Is driver behind the widening parental leave gap a lack of rights in the gig economy?

Could the driver behind the widening parental leave gap be the rise of the gig economy?The already low number of fathers claiming paternity leave has fallen for the first time in five years, to 213,500, down 3 percent from 221,000 last year an analysis by law firm EMW has revealed. To help encourage more men to take paternity leave, the Government launched the shared parental leave scheme in 2015. However, take up of the scheme has also been slow, with less than 2 percent of all UK fathers participating. These latest figures suggest that hundreds of thousands of men are not taking up their entitlement to paternity leave. In comparison with low rates of paternity leave, nearly treble the number of mothers (662,700) took maternity leave in 2017-2018, up from 661,000 in 2016/17. The firm warns that this wide gap between mothers taking maternity leave and fathers taking paternity leave may reinforce the current “status quo” of women predominantly taking charge of child care arrangements. A driver behind the widening gap in recent years may be the lack of parental leave rights in the growing “gig economy”, where workers are more than twice as likely to be male (69 percent) than female (31 percent).

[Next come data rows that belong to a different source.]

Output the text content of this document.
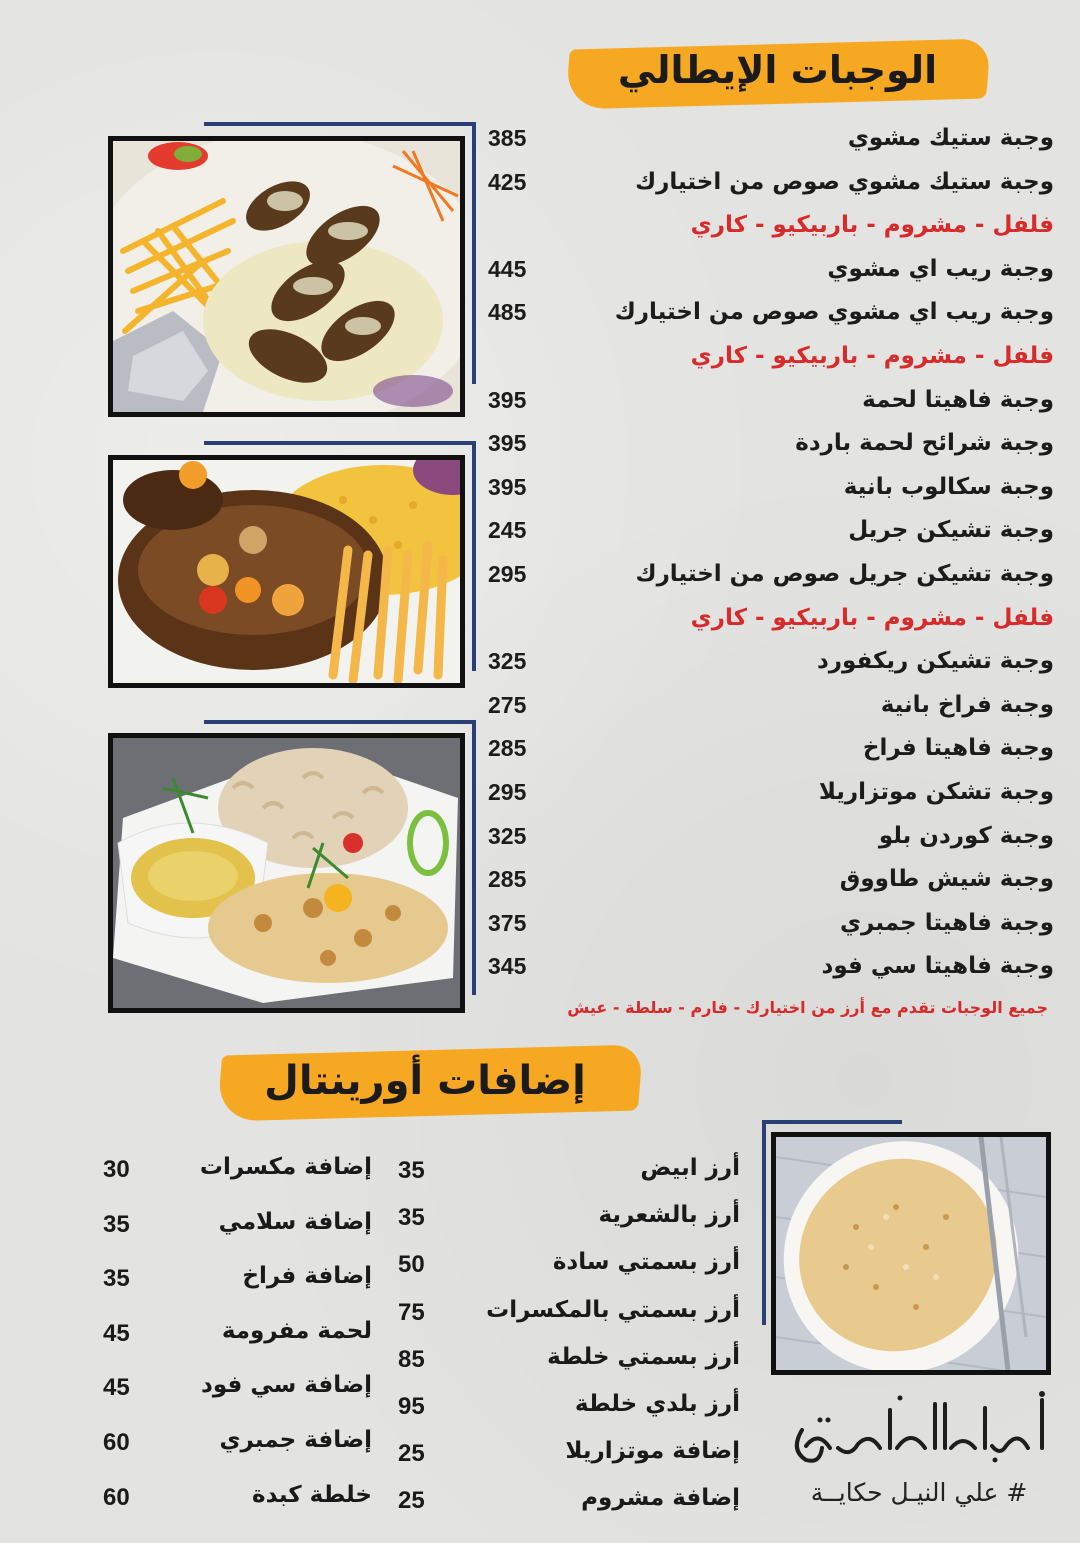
الوجبات الإيطالي
وجبة ستيك مشوي
385
وجبة ستيك مشوي صوص من اختيارك
425
فلفل - مشروم - باربيكيو - كاري
وجبة ريب اي مشوي
445
وجبة ريب اي مشوي صوص من اختيارك
485
فلفل - مشروم - باربيكيو - كاري
وجبة فاهيتا لحمة
395
وجبة شرائح لحمة باردة
395
وجبة سكالوب بانية
395
وجبة تشيكن جريل
245
وجبة تشيكن جريل صوص من اختيارك
295
فلفل - مشروم - باربيكيو - كاري
وجبة تشيكن ريكفورد
325
وجبة فراخ بانية
275
وجبة فاهيتا فراخ
285
وجبة تشكن موتزاريلا
295
وجبة كوردن بلو
325
وجبة شيش طاووق
285
وجبة فاهيتا جمبري
375
وجبة فاهيتا سي فود
345
جميع الوجبات تقدم مع أرز من اختيارك - فارم - سلطة - عيش
إضافات أورينتال
أرز ابيض
35
أرز بالشعرية
35
أرز بسمتي سادة
50
أرز بسمتي بالمكسرات
75
أرز بسمتي خلطة
85
أرز بلدي خلطة
95
إضافة موتزاريلا
25
إضافة مشروم
25
إضافة مكسرات
30
إضافة سلامي
35
إضافة فراخ
35
لحمة مفرومة
45
إضافة سي فود
45
إضافة جمبري
60
خلطة كبدة
60	# علي النيـل حكايــة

People working in the “gig economy” are typically treated as self-employed contractors, a status which does not offer statutory paternity benefits. The way “gig economy” companies classify their workers may change following a number of legal challenges in this area. The government is also considering implementing Taylor Review recommendations relating to how “workers” are defined in order to better reflect modern working arrangements.

Jon Taylor, Principal in the EMW Employment team says: “The continuing low take up of paternity leave among men is a cause of frustration for many young families. For many fathers working in the ‘gig economy’ taking time off is just not an option.”

“The fact that the majority of workers in the ‘gig economy’ are men, means that the gap between mothers and fathers taking leave is continuing to widen. It’s disappointing to still see such a low turnout of men claiming parental leave, despite several initiatives being launched across both the public and private sector to encourage more men to take it.”

“However, businesses are beginning to do more to offer both men and women more flexible parental leave with many companies embracing flexible work schemes allowing more parents to work from home. Hopefully this will lead to a greater take up among fathers in the future.”